Job Sprawl
We spend a good bit of time talking about suburbia and the deleterious effects of housing sprawl here, but job sprawl is another issue worth noting. The building of large job facilities in the suburbs that force a different kind of commute can have real impacts on local communities that are largely negative. This blog post on the building of a large Amazon facility in southern New Jersey is an example:
I spend a lot of time on this blog talking about what might seem like the abstract negative effects of suburban sprawl, but here’s a real world example you can see for yourself. In an NJ.com article titled “Amazon’s mega warehouse gridlocks traffic in N.J. towns”, Cristina Rojas writes that the Amazon fulfillment center warehouse in Robbinsville is causing horrible traffic jams in the area. According to the article, “traffic grinds to a halt for miles when more than 4,000 employees are going in and out during rush hour”, and “school buses get caught up in the traffic, kids who drive to school arrive late and it has become nearly impossible to get in and out of the neighborhood that sits across the street from the Gordon Road entrance.” The mayor is now working with residents and other officials to find a “solution” to the traffic nightmare. Unfortunately for residents of the area, the solution is that this warehouse should never have been built in Robbinsville in the first place.

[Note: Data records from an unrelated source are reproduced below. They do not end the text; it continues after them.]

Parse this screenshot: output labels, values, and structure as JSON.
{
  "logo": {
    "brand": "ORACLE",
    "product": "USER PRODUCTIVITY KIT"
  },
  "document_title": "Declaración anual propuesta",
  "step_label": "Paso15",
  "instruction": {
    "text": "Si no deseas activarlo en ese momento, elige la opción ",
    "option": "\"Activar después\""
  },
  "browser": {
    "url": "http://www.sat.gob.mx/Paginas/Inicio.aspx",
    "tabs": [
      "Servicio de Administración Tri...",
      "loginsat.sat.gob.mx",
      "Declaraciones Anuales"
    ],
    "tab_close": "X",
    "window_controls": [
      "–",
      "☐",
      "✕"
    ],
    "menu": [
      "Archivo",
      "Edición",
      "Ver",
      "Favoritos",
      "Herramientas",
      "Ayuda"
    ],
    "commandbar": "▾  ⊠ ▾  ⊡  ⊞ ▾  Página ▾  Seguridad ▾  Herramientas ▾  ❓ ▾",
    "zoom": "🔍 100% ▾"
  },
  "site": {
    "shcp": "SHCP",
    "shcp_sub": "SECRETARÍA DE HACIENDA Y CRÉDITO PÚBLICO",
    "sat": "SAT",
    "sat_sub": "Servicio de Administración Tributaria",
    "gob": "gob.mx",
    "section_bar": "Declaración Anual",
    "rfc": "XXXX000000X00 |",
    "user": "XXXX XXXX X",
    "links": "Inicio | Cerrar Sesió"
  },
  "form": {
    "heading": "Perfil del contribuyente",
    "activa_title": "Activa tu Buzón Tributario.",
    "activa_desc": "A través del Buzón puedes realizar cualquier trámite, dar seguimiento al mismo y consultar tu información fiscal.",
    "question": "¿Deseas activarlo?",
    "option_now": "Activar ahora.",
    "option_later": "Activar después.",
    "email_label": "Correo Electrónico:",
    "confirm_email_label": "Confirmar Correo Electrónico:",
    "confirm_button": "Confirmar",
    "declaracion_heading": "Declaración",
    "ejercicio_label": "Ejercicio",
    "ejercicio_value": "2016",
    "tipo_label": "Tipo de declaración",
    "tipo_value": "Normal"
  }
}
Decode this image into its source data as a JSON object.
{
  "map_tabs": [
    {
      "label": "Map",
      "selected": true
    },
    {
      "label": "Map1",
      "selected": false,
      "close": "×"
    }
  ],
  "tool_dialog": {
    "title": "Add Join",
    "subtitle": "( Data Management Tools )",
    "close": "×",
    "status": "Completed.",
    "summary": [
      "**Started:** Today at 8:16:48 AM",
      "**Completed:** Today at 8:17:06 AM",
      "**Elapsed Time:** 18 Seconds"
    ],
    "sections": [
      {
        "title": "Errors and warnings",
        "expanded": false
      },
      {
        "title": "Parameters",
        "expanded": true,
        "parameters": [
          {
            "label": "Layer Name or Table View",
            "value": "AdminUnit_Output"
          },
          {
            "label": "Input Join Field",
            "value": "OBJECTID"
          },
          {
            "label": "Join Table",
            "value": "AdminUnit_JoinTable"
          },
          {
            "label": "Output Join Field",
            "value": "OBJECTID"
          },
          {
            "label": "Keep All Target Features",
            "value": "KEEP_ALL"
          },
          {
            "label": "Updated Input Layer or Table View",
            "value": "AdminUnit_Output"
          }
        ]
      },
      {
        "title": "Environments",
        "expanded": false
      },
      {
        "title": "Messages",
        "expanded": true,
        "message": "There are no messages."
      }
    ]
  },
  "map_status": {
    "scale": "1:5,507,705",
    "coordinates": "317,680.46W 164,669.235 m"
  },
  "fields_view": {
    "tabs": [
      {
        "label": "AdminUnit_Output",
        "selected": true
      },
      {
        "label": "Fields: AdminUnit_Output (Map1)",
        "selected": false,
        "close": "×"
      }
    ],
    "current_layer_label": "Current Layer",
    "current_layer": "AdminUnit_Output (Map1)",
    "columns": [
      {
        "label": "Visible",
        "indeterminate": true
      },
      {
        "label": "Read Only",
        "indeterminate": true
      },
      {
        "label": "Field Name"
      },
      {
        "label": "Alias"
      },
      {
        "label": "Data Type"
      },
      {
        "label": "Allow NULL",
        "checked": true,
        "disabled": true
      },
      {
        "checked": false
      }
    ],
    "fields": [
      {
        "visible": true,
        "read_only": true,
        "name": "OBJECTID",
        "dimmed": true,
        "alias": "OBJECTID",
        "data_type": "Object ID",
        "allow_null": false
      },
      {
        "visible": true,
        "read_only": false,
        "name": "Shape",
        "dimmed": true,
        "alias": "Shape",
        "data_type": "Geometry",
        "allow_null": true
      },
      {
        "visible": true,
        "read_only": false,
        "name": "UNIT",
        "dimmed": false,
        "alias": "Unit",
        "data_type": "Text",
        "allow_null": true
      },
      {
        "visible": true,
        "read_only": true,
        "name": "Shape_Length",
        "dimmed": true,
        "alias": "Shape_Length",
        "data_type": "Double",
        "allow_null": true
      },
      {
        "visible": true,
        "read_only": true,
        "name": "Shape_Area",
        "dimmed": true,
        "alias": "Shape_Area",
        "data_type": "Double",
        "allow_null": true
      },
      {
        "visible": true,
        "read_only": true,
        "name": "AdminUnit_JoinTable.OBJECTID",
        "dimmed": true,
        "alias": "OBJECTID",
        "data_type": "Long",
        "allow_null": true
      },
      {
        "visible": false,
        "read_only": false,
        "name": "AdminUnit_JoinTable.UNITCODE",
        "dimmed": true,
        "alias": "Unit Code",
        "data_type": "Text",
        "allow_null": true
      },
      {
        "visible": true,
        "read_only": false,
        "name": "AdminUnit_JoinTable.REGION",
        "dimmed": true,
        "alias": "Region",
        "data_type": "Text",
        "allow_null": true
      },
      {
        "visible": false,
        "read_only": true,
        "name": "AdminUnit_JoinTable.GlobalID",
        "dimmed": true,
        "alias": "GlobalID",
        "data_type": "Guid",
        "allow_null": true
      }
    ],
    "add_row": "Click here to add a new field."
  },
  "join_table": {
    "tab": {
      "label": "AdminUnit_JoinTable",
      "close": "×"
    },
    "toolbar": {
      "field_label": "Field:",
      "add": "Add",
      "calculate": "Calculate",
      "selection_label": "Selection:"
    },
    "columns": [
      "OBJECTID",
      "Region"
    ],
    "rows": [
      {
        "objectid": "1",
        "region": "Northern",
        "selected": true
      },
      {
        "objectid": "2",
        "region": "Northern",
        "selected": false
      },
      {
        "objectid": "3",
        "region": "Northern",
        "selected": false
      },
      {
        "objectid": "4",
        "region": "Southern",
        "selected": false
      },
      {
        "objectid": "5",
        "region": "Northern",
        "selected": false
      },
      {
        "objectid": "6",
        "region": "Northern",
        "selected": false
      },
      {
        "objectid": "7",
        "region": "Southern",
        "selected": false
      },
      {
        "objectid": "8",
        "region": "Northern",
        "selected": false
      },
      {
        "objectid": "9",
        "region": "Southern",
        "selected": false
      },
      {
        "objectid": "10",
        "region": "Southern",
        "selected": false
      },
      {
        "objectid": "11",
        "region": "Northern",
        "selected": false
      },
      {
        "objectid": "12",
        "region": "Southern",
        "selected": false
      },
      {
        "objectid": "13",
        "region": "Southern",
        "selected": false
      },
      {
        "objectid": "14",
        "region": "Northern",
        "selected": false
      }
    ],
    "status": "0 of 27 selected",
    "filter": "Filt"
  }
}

Job sprawl, the movement of employment from historical city and population centers outward into low density suburbia, has been a factor in the development of America since the 1950s. It’s effects of solidifying impoverishment in New Jersey have been at work since then, with poorer residents historically suffering longer and more difficult commutes while wealthier residents have easier access to jobs. Though much has been made about white collar jobs moving back toward metropolitan cores, jobs most accessible to lower-skilled workers tend to remain located in sprawling, low-density suburbia best accessible to those with a car and poorly served by public transportation. The Amazon fulfillment center is a perfect example of this kind of development.
The author goes on to discuss how much more valuable this facility would be if built in one of New Jersey’s many struggling urban areas and how this sort of job site pushes a lot of costs onto taxpayers as cities struggle to build some kind of public transit system to deal with the traffic. It’s a real problem that we see across the nation.